Veronika gave him a long, lingering kiss.

"Look at my face," she said. "Remember it with the eyes of your soul, so that you can reproduce it one day. If you like that can be your starting point, but you must go back to painting. That is my last request. Do you believe in God?"

"I do."

"Then you must swear by the God you believe in that you will paint me."

"I swear."

"And that after painting me, you will go on painting."

"I don't know if I can swear that."

"You can. And thank you for giving meaning to my life. I came into this world in order to go through: attempted suicide, ruining my heart, meeting you, coming up to this castle, letting you engrave my face on your soul. That is the only reason I came into the world, to make you go back to the path you strayed from. Don't make me feel my life has been in vain."

"I don't know if it's too early or too late, but, just as you did with me, I want to tell you that I love you. You don't have to believe it, maybe it's just foolishness, a fantasy of mine."

Veronika put her arms around him and asked the God she did not believe in to take her at that very moment.

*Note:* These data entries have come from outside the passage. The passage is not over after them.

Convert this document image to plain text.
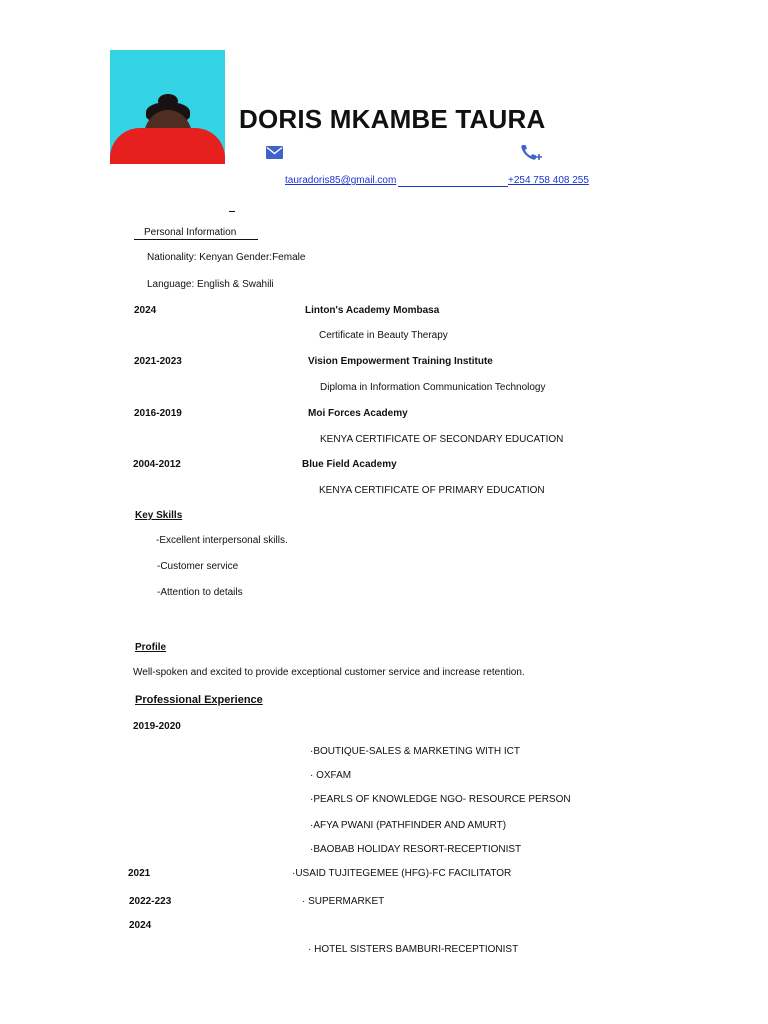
DORIS MKAMBE TAURA
tauradoris85@gmail.com	+254 758 408 255
Personal Information
Nationality: Kenyan Gender:Female
Language: English & Swahili
2024	Linton's Academy Mombasa
Certificate in Beauty Therapy
2021-2023	Vision Empowerment Training Institute
Diploma in Information Communication Technology
2016-2019	Moi Forces Academy
KENYA CERTIFICATE OF SECONDARY EDUCATION
2004-2012	Blue Field Academy
KENYA CERTIFICATE OF PRIMARY EDUCATION
Key Skills
-Excellent interpersonal skills.
-Customer service
-Attention to details
Profile
Well-spoken and excited to provide exceptional customer service and increase retention.
Professional Experience
2019-2020
·BOUTIQUE-SALES & MARKETING WITH ICT
· OXFAM
·PEARLS OF KNOWLEDGE NGO- RESOURCE PERSON
·AFYA PWANI (PATHFINDER AND AMURT)
·BAOBAB HOLIDAY RESORT-RECEPTIONIST
2021	·USAID TUJITEGEMEE (HFG)-FC FACILITATOR
2022-223	· SUPERMARKET
2024
· HOTEL SISTERS BAMBURI-RECEPTIONIST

She closed her eyes and felt him doing the same. And a deep, dreamless sleep came upon her. Death was sweet; it smelled of wine and it stroked her hair.

Eduard felt someone prodding him in the shoulder. When he opened his eyes, day was breaking.

YOU CAN go and shelter in the town hall, if you like," said the policeman. "You'll freeze if you stay here."

In a second Eduard remembered everything that had happened the previous night. There was a woman lying curled in his arms.

"She...she's dead."

But the woman moved and opened her eyes.

"What's going on?" asked Veronika.

"Nothing," said Eduard, helping her to her feet. "Or rather a miracle happened: another day of life."

As soon as Dr. Igor went into his consulting room and turned on the light--for daylight still arrived late and winter was dragging on far too long--a nurse knocked at his door.

THINGS HAVE started early today, he said to himself.

It was going to be a difficult day because of the conversation he would have to have with Veronika. He had been building up to it all week, and had hardly slept a wink the previous night.

"I've got some troubling news," said the nurse. "Two of the inmates have disappeared: the ambassador's son and the girl with the heart problem."

"Honestly, you're a load of incompetents, you are; not that the security in this hospital has ever been up to much."

"It's just that no one's ever tried to escape before," said the nurse, frightened. "We didn't know it was possible."

"Get out of here! Now I'll have to prepare a report for the owners, notify the police, take steps. Tell everyone I'm not to be disturbed; these things take hours!"

The nurse left, looking pale, knowing that a large part of that major problem would land on his own shoulders, because that is how the powerful deal with the weak. He would doubtless be dismissed before the day was out.

Dr. Igor picked up a pad, put it on the table, and began making notes; then he changed his mind.

He switched off the light and sat in the office precariously lit by the incipient sunlight, and he smiled. It had worked.

In a while he would make the necessary notes, describing the only known cure for Vitriol: an awareness of life. And describing the medication he had used in his first major test on patients: an awareness of death.